Skip to content

gnoblet/impactR

Repository files navigation

impactR

Ease IMPACT’s data and database officers woRk

impactR started as a simple project: mainly a reminder of totally-perfectible functions used and made on the go for the Burkina Faso team in 2021. It became broader, aiming now to ease data teams daily R work and to cover most of the research cycle’s tasks.

It is based on three spreadsheets that need to be filled in and coordinated by either assessment officers, data officers or field officers:

  1. To monitor data collection and get a log to fill: a spreadsheet of logical tests based on the questionnaire and the Kobo tool
  2. To clean data: a cleaning log that has been (well-)filled
  3. To analyze data: a data analysis plan

Specs:

  • mainly, it is aimed at data collection with Kobo
  • it extensively uses the tidyverse, and srvyr for survey data analysis
  • since version 0.7.8, it is considered robust enough and has been tested on 3 different
  • it requires R 4.1+ (mostly for the native pipe |>)

Installation

You can install the last version of impactR from GitHub with:

# install.packages("devtools")
devtools::install_github("gnoblet/impactR", build_vignettes = T)

Roadmap

From version 0.6, contributions should go with minimal and complete commits as a good practice.

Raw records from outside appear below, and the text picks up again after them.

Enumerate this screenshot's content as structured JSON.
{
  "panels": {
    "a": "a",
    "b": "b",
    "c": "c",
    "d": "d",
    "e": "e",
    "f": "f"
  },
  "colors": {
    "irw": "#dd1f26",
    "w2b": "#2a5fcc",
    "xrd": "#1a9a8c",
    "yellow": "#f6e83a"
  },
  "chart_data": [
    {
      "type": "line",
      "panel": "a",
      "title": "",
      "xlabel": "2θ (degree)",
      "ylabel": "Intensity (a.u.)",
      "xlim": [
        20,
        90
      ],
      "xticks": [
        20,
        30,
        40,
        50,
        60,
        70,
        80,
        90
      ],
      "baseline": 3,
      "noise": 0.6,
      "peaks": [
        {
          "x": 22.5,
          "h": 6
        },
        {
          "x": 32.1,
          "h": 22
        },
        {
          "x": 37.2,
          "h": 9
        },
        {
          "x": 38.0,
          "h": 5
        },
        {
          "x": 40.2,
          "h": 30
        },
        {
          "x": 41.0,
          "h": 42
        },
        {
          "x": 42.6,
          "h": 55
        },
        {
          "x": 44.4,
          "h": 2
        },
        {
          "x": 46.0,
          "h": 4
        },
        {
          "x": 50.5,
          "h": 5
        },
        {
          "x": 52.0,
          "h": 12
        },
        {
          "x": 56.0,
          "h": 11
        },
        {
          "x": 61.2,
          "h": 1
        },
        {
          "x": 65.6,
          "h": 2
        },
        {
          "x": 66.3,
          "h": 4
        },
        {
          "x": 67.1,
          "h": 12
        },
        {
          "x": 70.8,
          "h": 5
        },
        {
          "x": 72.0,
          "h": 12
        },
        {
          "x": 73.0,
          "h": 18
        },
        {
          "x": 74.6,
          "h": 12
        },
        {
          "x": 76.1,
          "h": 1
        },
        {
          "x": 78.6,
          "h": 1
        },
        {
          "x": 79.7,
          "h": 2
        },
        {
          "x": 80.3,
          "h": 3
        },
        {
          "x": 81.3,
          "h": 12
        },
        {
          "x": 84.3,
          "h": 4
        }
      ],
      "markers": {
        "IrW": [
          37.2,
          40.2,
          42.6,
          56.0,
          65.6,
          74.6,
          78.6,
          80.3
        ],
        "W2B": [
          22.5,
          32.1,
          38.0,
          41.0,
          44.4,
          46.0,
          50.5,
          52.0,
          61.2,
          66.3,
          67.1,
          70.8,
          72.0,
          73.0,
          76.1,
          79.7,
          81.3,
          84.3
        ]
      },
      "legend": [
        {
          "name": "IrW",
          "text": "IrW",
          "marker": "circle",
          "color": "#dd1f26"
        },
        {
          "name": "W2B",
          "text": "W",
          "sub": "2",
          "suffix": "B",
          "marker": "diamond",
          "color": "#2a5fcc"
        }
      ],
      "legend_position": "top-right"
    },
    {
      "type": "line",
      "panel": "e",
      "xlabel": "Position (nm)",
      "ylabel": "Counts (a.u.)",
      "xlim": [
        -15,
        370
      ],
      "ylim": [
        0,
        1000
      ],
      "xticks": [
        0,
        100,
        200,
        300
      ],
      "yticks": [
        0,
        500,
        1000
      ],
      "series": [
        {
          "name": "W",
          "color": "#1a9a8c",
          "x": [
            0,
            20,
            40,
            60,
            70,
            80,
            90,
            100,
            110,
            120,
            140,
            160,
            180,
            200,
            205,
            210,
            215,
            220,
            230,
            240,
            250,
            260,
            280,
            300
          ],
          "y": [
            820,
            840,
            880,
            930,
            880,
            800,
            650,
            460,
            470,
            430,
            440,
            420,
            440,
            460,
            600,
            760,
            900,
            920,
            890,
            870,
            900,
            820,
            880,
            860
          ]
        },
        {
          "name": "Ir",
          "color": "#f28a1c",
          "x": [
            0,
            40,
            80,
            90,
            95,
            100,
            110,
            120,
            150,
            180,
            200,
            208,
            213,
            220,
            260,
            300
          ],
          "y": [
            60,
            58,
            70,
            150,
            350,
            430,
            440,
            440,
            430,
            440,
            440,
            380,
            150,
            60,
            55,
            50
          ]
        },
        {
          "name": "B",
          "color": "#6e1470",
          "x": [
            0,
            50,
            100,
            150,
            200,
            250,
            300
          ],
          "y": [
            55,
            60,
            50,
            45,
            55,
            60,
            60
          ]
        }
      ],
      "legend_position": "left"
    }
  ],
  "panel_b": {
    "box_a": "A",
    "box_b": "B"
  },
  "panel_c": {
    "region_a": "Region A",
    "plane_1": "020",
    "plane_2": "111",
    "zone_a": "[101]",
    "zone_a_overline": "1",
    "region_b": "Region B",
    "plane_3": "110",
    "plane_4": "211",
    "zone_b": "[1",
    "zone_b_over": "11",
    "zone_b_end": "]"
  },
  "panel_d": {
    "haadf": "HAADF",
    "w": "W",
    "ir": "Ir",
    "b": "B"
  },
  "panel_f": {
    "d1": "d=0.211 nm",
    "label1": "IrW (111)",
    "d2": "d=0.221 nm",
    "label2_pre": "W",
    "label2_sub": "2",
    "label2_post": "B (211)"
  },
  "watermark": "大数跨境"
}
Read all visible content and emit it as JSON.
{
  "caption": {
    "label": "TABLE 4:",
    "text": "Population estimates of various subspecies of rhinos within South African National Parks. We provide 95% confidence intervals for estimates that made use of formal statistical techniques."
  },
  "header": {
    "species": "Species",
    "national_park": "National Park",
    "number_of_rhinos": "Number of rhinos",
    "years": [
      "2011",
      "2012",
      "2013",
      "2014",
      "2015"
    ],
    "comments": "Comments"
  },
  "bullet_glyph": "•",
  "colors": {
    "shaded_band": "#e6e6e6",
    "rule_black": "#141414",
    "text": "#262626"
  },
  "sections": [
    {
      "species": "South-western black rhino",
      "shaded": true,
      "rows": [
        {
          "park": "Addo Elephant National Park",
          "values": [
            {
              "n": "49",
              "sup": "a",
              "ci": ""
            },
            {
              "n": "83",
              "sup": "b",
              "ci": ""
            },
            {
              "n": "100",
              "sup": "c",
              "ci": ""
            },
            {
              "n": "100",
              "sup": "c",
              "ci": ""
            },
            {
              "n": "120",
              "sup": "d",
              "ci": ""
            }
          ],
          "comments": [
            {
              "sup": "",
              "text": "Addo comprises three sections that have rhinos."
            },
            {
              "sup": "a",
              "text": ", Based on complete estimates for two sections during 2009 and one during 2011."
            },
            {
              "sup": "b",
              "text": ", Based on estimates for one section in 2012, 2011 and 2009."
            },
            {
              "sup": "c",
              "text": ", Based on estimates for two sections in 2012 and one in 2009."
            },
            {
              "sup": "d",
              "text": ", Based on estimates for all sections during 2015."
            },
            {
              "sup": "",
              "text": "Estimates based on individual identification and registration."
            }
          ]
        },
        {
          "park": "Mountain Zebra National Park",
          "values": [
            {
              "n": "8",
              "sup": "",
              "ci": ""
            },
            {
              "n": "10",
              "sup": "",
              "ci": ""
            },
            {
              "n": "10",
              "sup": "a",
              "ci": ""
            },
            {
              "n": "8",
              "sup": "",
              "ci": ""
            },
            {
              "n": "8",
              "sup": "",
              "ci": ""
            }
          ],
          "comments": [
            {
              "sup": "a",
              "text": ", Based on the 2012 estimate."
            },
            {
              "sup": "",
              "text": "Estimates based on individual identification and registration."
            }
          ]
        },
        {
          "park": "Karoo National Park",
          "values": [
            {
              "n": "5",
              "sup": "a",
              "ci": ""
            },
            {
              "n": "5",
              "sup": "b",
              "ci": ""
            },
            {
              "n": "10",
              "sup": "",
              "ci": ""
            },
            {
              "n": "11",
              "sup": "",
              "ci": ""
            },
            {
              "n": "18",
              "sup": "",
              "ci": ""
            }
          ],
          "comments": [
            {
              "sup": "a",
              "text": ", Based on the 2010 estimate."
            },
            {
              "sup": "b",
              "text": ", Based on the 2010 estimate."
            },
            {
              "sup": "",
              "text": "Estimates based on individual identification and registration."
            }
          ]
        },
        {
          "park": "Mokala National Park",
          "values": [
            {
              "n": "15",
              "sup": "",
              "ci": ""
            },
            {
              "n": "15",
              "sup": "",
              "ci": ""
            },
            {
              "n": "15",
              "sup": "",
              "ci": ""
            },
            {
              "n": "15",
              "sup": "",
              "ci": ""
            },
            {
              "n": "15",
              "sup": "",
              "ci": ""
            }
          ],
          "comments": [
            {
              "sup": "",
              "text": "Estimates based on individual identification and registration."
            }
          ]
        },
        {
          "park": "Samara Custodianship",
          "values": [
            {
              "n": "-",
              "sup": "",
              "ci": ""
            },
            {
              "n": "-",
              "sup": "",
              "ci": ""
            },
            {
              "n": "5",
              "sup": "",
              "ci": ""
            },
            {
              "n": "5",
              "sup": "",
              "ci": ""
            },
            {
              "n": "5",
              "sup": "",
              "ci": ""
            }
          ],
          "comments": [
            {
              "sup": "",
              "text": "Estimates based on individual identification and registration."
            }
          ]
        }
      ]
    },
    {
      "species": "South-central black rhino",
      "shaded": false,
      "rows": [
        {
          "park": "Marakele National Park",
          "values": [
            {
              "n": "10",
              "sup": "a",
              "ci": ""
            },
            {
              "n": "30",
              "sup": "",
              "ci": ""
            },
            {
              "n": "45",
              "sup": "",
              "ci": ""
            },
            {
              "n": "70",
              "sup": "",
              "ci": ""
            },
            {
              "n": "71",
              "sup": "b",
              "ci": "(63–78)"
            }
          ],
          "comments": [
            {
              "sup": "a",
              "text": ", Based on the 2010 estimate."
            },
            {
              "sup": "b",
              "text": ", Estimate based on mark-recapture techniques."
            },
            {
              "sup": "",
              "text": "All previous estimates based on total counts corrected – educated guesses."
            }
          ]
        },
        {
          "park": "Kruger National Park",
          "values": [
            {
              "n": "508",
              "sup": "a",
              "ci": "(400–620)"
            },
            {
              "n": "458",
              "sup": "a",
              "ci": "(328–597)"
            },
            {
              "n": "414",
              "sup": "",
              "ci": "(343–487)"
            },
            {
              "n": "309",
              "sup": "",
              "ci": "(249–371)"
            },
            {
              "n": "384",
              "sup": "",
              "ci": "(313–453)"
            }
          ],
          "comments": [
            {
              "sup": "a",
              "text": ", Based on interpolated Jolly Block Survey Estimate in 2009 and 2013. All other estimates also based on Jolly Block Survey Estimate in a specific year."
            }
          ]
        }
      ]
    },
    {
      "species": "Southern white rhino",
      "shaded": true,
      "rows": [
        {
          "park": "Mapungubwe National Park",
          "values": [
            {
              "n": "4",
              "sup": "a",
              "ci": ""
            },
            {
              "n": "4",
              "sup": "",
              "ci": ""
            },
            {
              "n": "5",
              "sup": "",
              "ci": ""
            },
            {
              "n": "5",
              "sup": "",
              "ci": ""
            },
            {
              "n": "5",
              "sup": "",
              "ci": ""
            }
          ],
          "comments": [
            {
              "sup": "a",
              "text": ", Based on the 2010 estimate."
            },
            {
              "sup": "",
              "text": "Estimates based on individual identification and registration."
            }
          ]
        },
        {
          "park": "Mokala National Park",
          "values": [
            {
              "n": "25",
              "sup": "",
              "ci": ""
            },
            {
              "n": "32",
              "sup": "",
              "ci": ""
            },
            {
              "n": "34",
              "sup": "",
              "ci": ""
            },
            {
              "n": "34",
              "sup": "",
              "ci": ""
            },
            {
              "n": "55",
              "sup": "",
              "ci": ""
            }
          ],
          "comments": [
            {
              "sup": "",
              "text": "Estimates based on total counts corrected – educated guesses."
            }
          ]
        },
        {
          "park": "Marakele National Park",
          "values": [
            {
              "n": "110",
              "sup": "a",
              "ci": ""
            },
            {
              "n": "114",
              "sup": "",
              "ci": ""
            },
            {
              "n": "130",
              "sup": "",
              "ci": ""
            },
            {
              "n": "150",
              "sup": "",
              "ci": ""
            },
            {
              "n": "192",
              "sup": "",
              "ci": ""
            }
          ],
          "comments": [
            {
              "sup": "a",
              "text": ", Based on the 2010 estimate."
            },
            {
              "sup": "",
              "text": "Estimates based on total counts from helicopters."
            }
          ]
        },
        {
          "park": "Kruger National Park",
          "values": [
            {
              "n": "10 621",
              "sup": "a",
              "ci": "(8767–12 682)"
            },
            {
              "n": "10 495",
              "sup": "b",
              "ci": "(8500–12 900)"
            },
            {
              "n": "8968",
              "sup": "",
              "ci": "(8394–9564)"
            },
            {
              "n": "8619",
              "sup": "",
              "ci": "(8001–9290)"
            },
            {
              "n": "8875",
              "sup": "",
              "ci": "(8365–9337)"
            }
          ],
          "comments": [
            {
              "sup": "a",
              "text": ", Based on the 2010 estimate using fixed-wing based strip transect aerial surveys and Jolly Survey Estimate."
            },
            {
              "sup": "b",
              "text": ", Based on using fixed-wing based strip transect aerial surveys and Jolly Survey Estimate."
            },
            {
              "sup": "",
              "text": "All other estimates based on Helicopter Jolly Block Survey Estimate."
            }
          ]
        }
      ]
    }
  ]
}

The dev branch will be used from there. Well, in practice, it isn’t much.

Roadmap is as follows:

  • introduce tidy eval wherever it makes sense
  • add (re) count columns post-cleaning for multiple choices columns and simple choice’s other column
  • write more documentation
  • tidy eval to cleaning functions
  • dots not as the last arg, not always at least
  • functions to create a small report of the values that effectively changed or were removed when cleaning thanks to a cleaning log
  • more robust check cleaning log and check check list functions
  • export clean (open)-xlsx files
  • add a grouping arg to make_log_outlier()
  • (ongoing) MSNA analysis tools : roster (education, demography, WGI), weighting functions, analysis functions
  • (ongoing) Split this big mess into several consolidated small packages : a viz one, an analysis one and a cleaning one

Side projects

There will be a Shiny app for cleaning and monitoring (in French for now) whose repo will be collectoR. It is experimental and based on older versions of impactR.

Vignettes

Youpi! some documentation:

In R, use:

vignette("base_de_travail", "impactR")
vignette("main_workflow", "impactR")

Example

These are basics example of daily uses:

# Attach all functions, equivalent to library("impactR")
box::use(impactR[...])

## basic example codes and uses (not run!)

## Import a csv file with clean names and clean types, do guess types on the max number of linse
# import_csv("data.csv")

## Get colnames for sector foodsec whose variables start with "f_"
# tbl_col_start(data, "f_")

## Group split to a named list
# named_group_split(data, admin2)

## Left join many tibbles
# left_joints(tibble_list, id_col)

## Make an outlier log for all numeric variables in the data.frame/tibble
# make_log_outlier(rawdata, survey, id_col = uuid, i_enum_id)

## Make a log based on logical tests, outliers and "other" answers
# make_all_logs(rawdata, 
#               survey, 
#               check_list,
#               other = "other_", 
#               id_col = uuid, 
#               i_enum_id)

## Clean from log
# make_all_logs(rawdata,
#               log,
#               survey, 
#               choices,
#               other = "other_", 
#               id_col = uuid)

## Calculate weigthed proportion for shelter type by group (e.g. administrative areas or population groups)
# svy_prop(design, s_shelter_type, c(admin1, group_pop), na.rm = T, stat_name = "prop", level = 0.95)